The 8.25% Notes rank equally in right of payment with all of the Company’s existing and future unsubordinated indebtedness other than its Issuer Senior Debt and its Limited Secured Acquisition Debt (each as defined below). The 8.25% Notes rank senior in right of payment to all of the Company’s existing and future subordinated indebtedness and to certain limited secured acquisition indebtedness of the Company (the “Limited Secured Acquisition Debt”). The Limited Secured Acquisition Debt includes (i) any indebtedness, the proceeds of which are used to finance all or a portion of an acquisition or similar transaction if any lender’s lien is solely limited to the assets acquired in such a transaction and (ii) any indebtedness, the proceeds of which are used to finance all or a portion of the American Centrifuge project or another next generation enrichment technology if any lender’s lien is solely limited to such assets, provided that a lien securing the 8.25% Notes that is junior with respect to the lien securing such indebtedness will be limited to the assets acquired with such Limited Secured Acquisition Debt.
The indenture governing the 8.25% Notes includes restrictions on the ability of Enrichment Corp. to transfer cash and other assets to the Company, which could constrain the Company’s ability to pay dividends on its Common Stock or to fund its commitments or the commitments of its other subsidiaries, subject to certain exceptions, such as the transfer of inventory and other assets in the ordinary course of business of Enrichment Corp. The indenture also restricts the Company’s ability to engage in certain mergers or acquisitions and requires the Company to offer to repurchase all such outstanding notes at 101% of their outstanding principal amount in the event of certain change of control events.

The 8.25% Notes are subordinated in right of payment to certain indebtedness and obligations of the Company, as described in the indenture governing the 8.25% Notes (the “Issuer Senior Debt”), including (i) any indebtedness of the Company (inclusive of any indebtedness of Enrichment Corp.) under a future credit facility up to $50 million with a maximum net borrowing of $40 million after taking into account any minimum cash balance (unless a higher amount is approved with the consent of the holders of a majority of the aggregate principal amount of the 8.25% Notes then outstanding), (ii) any revolving credit facility to finance inventory purchases and related working capital needs, and (iii) any indebtedness of the Company to Enrichment Corp. under the secured intercompany notes.

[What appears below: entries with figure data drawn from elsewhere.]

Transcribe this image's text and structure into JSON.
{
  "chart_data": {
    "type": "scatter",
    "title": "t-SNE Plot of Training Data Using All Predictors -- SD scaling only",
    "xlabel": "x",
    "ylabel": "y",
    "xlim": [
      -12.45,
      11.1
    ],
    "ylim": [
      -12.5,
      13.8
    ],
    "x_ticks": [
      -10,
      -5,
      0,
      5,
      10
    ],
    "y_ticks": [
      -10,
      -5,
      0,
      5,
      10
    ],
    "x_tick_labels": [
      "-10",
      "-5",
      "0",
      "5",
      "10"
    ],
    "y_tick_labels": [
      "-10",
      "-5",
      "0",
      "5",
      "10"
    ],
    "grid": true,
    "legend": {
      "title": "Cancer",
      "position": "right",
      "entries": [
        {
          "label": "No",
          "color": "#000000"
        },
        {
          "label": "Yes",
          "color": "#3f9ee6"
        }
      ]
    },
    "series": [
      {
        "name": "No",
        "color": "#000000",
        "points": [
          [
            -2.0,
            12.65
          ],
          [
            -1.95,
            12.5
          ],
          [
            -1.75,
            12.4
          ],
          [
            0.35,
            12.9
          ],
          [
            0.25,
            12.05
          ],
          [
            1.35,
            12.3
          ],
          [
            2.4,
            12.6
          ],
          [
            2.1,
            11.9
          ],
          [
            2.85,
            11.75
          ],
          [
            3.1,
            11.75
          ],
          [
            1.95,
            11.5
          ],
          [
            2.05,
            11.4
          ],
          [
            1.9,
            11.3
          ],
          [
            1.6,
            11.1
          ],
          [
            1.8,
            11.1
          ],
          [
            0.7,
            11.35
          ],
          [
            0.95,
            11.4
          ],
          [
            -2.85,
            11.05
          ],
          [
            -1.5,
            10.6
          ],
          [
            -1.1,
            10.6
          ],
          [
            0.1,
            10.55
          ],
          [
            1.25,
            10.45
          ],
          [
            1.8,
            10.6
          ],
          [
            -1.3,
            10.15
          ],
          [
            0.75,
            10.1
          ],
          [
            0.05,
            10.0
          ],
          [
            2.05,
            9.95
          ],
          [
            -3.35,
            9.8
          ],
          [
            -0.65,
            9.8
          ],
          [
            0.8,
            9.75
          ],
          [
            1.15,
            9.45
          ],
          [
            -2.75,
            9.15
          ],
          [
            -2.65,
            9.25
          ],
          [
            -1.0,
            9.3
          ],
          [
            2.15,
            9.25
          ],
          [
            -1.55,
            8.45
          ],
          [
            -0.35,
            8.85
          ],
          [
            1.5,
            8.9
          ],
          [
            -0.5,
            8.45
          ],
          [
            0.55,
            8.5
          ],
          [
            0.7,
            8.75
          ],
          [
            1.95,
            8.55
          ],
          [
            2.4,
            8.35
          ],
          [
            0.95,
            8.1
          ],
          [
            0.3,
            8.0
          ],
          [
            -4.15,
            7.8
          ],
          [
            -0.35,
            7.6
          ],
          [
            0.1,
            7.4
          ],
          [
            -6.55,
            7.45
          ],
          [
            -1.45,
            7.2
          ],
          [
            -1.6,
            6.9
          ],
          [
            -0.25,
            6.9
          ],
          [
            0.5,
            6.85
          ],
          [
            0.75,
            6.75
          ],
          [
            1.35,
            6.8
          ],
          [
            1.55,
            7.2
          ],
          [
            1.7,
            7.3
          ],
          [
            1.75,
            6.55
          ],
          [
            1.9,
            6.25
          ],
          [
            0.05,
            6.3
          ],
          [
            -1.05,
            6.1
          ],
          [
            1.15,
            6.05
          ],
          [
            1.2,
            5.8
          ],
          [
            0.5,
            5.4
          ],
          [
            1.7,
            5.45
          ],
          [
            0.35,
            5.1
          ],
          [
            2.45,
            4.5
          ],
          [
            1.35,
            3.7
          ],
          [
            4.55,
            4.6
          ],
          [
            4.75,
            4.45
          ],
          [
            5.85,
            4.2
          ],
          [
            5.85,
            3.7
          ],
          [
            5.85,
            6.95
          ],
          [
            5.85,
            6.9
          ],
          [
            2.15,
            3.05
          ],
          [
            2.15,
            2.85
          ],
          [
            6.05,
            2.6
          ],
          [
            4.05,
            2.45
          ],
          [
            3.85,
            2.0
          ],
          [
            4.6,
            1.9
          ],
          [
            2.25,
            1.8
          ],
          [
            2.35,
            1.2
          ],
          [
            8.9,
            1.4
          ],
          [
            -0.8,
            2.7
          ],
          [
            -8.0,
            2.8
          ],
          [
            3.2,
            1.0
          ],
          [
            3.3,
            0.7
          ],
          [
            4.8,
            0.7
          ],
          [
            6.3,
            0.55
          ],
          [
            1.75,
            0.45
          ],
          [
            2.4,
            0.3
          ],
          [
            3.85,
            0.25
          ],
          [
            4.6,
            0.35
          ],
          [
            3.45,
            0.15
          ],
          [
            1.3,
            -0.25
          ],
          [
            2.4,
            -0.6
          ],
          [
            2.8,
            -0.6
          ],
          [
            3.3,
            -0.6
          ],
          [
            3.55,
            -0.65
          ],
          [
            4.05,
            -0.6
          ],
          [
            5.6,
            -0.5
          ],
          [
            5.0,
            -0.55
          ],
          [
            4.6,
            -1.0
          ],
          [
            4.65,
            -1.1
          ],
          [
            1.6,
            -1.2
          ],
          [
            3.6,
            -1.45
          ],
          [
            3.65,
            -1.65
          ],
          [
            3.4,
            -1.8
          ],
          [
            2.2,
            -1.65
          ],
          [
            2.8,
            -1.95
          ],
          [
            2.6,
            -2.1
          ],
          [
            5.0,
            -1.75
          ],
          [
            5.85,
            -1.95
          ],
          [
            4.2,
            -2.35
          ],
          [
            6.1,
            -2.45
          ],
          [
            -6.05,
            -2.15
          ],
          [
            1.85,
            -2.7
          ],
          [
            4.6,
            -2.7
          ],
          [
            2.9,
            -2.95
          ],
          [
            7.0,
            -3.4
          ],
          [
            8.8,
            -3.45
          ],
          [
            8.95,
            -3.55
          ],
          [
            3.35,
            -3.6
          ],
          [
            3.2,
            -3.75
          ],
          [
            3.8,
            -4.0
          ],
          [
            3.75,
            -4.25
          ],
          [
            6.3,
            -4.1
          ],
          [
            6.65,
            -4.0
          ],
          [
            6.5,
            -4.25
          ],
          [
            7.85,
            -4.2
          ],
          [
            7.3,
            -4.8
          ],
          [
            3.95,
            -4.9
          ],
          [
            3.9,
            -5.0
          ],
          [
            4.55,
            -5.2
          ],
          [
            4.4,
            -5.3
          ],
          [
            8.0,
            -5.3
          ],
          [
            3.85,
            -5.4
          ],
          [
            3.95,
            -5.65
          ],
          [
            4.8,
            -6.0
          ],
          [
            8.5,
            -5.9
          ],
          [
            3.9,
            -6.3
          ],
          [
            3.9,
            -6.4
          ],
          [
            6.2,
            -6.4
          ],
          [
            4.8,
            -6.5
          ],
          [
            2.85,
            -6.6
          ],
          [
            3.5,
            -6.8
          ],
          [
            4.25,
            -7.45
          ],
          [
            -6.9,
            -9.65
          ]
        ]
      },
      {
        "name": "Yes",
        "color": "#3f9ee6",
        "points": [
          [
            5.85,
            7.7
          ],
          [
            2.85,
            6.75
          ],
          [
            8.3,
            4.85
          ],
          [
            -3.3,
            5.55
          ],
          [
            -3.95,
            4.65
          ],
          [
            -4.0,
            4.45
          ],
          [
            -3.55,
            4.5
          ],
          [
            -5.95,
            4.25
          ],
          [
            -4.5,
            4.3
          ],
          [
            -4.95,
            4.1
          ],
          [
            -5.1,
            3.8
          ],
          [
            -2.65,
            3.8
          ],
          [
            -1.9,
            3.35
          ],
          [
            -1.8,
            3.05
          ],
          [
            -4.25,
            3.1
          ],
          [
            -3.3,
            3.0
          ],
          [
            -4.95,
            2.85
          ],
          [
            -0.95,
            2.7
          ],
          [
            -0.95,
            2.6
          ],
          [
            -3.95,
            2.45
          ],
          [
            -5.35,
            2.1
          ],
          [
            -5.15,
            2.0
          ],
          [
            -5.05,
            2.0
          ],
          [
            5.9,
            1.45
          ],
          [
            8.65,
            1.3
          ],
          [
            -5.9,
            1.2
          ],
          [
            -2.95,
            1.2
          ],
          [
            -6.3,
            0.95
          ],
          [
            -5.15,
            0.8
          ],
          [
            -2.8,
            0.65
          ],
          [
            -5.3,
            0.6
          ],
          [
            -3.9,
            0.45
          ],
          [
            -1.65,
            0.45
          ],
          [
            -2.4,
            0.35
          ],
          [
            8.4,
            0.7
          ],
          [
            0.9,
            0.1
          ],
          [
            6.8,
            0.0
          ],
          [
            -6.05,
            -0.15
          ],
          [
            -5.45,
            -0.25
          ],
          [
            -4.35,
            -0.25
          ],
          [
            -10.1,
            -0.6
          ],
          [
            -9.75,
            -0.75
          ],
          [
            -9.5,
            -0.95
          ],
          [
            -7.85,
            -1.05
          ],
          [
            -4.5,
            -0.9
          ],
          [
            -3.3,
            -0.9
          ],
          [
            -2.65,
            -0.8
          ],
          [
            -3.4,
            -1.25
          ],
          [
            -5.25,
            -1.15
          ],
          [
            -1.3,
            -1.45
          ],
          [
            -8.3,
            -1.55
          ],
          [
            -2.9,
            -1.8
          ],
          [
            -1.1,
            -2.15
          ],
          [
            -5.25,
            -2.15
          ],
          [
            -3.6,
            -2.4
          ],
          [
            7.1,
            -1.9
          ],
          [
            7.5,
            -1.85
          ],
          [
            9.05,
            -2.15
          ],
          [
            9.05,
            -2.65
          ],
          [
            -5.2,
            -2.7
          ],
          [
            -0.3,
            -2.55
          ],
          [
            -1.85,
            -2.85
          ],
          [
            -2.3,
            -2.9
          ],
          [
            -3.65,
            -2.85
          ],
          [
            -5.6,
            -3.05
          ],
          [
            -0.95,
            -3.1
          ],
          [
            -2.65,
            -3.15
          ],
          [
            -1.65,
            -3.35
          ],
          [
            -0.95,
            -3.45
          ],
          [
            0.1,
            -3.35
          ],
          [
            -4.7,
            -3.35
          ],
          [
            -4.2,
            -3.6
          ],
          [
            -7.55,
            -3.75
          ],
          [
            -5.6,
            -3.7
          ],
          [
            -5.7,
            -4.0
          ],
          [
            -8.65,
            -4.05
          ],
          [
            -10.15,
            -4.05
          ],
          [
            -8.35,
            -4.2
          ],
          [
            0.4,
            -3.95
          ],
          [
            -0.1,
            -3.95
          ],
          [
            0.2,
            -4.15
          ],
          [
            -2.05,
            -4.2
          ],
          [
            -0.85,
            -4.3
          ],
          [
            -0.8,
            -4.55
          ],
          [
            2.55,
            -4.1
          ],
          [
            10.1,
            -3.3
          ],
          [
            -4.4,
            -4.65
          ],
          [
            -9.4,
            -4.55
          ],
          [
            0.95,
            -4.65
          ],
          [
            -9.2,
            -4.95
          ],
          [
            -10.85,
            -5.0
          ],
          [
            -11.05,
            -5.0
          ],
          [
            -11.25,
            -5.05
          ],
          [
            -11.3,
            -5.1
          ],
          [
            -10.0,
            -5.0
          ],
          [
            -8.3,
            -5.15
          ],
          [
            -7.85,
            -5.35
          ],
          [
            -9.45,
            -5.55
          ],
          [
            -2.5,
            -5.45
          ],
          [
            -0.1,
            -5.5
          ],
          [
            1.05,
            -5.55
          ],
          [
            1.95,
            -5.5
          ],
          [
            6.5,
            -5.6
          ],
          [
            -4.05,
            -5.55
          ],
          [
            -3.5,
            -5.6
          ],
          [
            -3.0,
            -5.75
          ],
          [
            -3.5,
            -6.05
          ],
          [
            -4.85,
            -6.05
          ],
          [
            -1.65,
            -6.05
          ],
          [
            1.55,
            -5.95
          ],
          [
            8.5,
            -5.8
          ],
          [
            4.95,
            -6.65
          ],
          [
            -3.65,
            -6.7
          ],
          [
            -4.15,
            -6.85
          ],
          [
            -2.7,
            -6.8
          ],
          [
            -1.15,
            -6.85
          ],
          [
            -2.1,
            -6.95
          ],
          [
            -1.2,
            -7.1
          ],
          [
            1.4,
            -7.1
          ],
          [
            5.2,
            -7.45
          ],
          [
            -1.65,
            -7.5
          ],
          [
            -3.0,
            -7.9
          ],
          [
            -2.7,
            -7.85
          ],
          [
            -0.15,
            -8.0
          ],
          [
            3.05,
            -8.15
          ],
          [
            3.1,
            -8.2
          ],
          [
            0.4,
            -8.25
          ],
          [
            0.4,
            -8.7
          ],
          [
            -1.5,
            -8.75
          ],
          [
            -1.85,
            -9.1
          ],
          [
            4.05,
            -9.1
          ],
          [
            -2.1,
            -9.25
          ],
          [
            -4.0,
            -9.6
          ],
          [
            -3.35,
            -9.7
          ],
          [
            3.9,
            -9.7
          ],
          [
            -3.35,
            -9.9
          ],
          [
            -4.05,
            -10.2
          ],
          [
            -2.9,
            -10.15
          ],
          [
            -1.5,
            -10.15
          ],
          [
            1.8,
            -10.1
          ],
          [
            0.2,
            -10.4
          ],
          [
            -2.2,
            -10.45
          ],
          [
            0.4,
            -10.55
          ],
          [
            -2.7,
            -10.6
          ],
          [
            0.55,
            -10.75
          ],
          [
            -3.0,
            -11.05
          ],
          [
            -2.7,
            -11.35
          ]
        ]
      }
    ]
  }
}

The 8.25% Notes are guaranteed on a subordinated and limited basis by, and secured by substantially all of the assets of, Enrichment Corp. The Enrichment Corp. guarantee is a secured obligation and ranks equally in right of payment with all existing and future unsubordinated indebtedness of Enrichment Corp. (other than Designated Senior Claims (as defined below) and Limited Secured Acquisition Debt) and senior in right of payment to all existing and future subordinated indebtedness of Enrichment Corp. and Limited Secured Acquisition Debt. The Enrichment Corp. guarantee is subordinated in right of payment to certain obligations of, and claims against, Enrichment Corp. described in the indenture governing the 8.25% Notes (collectively, the “Designated Senior Claims”), including obligations and claims:
under a future credit facility up to $50 million with a maximum net borrowing of $40 million after taking into account any minimum cash balance;
under any revolving credit facility to finance inventory purchases and related working capital needs;
held by or for the benefit of the Pension Benefit Guaranty Corporation pursuant to any settlement (including any required funding of pension plans); and
under surety bonds or similar obligations held by or on behalf of the U.S. government pursuant to regulatory requirements.

The lien securing the Enrichment Corp. guarantee of the 8.25% Notes is junior in priority with respect to the lien securing Limited Secured Acquisition Debt, which is limited to the assets acquired with such Limited Secured Acquisition Debt.